Explainer
The 4 types of AI agent memory: semantic, episodic, procedural & working
AI agents borrow their memory model from human cognition. Understanding the four types — and which are long-term — is the key to building agents that don't start from zero every session.
AI agents use four types of memory adapted from human cognition: semantic memory (facts and knowledge), episodic memory (past events and interactions), procedural memory (learned skills and behaviors), and working memory (the transient state of the current task). The first three are long-term and must be stored outside the model; working memory is short-term and lives in the context window. This taxonomy is formalized for language agents in the CoALA framework (Cognitive Architectures for Language Agents).
1. Semantic memory — facts and knowledge
Semantic memory holds general facts, independent of when or how they were learned. For a human, that’s knowing Paris is the capital of France. For an agent, it’s the durable facts about a user, domain, or entity: the customer is on the Enterprise plan, this codebase uses TypeScript, the company’s fiscal year starts in April. Semantic memory answers the question “what is true?”
2. Episodic memory — events and experiences
Episodic memory records specific events tied to a time and context. Where semantic memory stores the fact, episodic memory stores the moment: on March 3, the customer asked to downgrade after a billing issue. This is what lets an agent say “last time we spoke, you mentioned…” instead of treating every conversation as the first. Episodic memory answers “what happened?”
3. Procedural memory — skills and behavior
Procedural memory is knowing howto do something — the agent’s learned behaviors, workflows, and tool-use patterns. For a human it’s riding a bike without thinking about it. For an agent it’s the accumulated know-how of how this team formats a release note or which steps a refund requires. Procedural memory answers “how do I do this?”
4. Working memory — the current context
Working memory is the short-term scratchpad: the current conversation, the task at hand, whatever is in the model’s context window right now. It is fast and immediate but transient — when the session ends or the context window fills, it is gone. Working memory is nota substitute for long-term memory, and confusing the two is the most common reason agents “forget.”
The four types at a glance
| Memory type | Stores | Example | Lifespan |
|---|---|---|---|
| Semantic | Facts & knowledge | Customer is on the Enterprise plan | Long-term |
| Episodic | Events & interactions | On Mar 3 they asked to downgrade | Long-term |
| Procedural | Skills & behavior | How this team writes release notes | Long-term |
| Working | Current task state | The active conversation | Short-term (context window) |
How agents use memory
The three long-term types live outside the model. At query time, the relevant memories are retrieved into working memory (the context window), the LLM responds, and new facts are captured back — a loop that lets the agent compound knowledge over time.
Long-term memory
stored outside the model
Working memory
the model's context window
LLM
generates the response
Why typed memory matters
Many memory systems store everything as one undifferentiated pile of embeddings and rely on similarity search to guess what is relevant. Keeping the types separate — a typedmemory model — makes retrieval more precise (you can ask specifically for facts vs. events), and it makes memory auditable: you can see what an agent knows, where each memory came from, and remove it on request. That last point matters most in regulated industries, where “prove the agent forgot this” is a real requirement.

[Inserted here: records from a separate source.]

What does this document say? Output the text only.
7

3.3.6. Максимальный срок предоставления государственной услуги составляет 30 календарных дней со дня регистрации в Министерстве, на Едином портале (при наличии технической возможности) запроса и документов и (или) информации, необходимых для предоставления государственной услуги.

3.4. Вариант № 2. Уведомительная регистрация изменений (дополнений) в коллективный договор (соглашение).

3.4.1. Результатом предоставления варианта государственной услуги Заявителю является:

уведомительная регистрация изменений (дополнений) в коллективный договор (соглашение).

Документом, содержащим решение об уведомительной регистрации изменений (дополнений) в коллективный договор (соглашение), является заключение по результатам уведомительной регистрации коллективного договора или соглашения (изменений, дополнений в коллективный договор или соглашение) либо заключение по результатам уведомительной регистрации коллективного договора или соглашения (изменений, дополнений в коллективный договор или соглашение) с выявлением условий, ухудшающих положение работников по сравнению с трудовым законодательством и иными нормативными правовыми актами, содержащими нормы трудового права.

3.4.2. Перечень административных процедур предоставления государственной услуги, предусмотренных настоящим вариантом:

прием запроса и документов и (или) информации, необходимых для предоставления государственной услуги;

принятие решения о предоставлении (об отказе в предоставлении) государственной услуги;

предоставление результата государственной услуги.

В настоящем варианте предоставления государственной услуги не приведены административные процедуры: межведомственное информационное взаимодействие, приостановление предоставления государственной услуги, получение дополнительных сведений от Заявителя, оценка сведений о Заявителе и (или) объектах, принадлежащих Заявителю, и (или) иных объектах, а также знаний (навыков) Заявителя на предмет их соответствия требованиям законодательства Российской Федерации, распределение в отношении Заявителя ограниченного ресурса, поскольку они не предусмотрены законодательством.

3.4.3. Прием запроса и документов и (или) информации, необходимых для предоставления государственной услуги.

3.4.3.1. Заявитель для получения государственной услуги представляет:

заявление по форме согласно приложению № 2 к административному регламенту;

This is the model behind OctaMem’s memory layer: semantic, episodic, and procedural memory stored as typed records with provenance, retrievable across sessions, models, and tools. If you want to try it in practice, see how to add persistent memory to Cursor and Claude.
Frequently asked questions
What are the types of memory in AI agents?
AI agents draw on four memory types adapted from human cognition: semantic memory (facts and knowledge), episodic memory (past events and interactions), procedural memory (learned skills and behaviors), and working memory (the transient, in-context state of the current task). Semantic, episodic, and procedural are long-term; working memory is short-term and lives in the model's context window.
What is the difference between semantic and episodic memory?
Semantic memory stores general facts independent of when they were learned ('the customer is on the Enterprise plan'). Episodic memory stores specific events tied to a time and context ('on March 3, the customer asked to downgrade'). Semantic answers 'what is true'; episodic answers 'what happened'.
Is the context window the same as memory?
No. The context window is working memory — it holds only the current conversation and is lost when the session ends or the window fills. Long-term memory (semantic, episodic, procedural) must be stored outside the model and retrieved back into context when relevant. That is what a persistent memory layer provides.
How do agents store long-term memory?
Long-term memory is stored in an external system — a database, vector store, knowledge graph, or a dedicated memory layer — and retrieved into the model's context at query time. Systems differ in whether memory is inferred automatically by an LLM or written as explicit typed records with provenance.